Dallas has a new film festival on the books, and if the event chairs are any indication of its potential success, then we think this is the beginning of a beautiful tradition honoring an important organization.
The inaugural Stars & Stripes Film Festival is set for November 6-9 at Angelika Film Center. Leading the charge is philanthropic power couple Lynn and Allan McBee. The festival’s beneficiary is Sons of the Flag, an organization committed to supporting military, first responder and civilian burn survivors.
At an announcement party at Highland Park Village Theatre Wednesday night, the McBees, honorary chairs Louise and Guy Griffeth, and Sons of the Flag founder Ryan “Birdman” Parrott shared that the festival is an exciting opportunity to watch movies about the United States Armed Forces and hear real accounts from Medal of Honor veterans who fought in the battles.
“My husband, Allan, and I are thrilled to be chairing the inaugural Stars & Stripes Film Festival, honoring veterans as well as active duty service men and women,” Lynn said. “This film festival is the first of its kind for North Texas and will include four days of iconic films and documentaries celebrating our nation’s finest.”
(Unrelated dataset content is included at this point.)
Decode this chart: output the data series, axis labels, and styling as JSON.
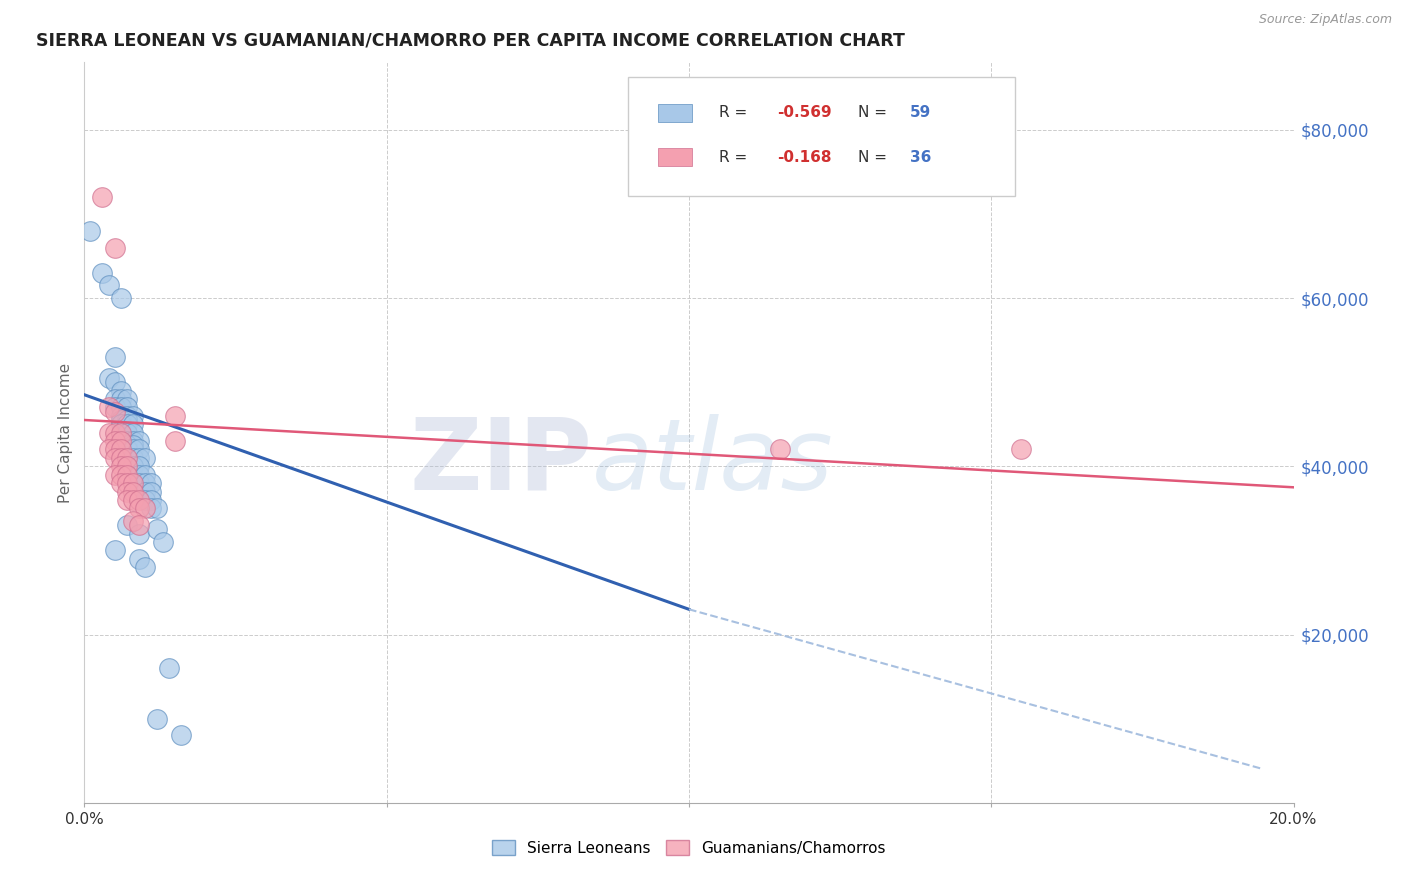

The Dallas Film Society is handling logistics and programming. Films include Act of Valor, Saving Private Ryan, Top Gun, Platoon, Stripes, Black Hawk Down, Missing in Action, Tora! Tora! Tora! and many more, for a total of 14.
An opening night reception and screening of Act of Valor kicks things off November 6; question-and-answer sessions take place following each screening. All proceeds from the Stars & Stripes Film Festival benefit Sons of the Flag, and all screenings are free to veterans.
Sons of the Flag provides funding for innovative research, fellowships for doctors to further their training in treating burn survivors, and support for those impacted by a traumatic burn. Event information, including sponsorship, can be found on the Sons of the Flag website.
“There are 700,000 people today who get burned each year, of which only 40,000 will receive life-long treatment, and there are only 200 to 300 burn surgeons in this country to properly treat [them],” Parrott added. “We have to do better. A lot better. And that’s why we formed Sons of the Flag.”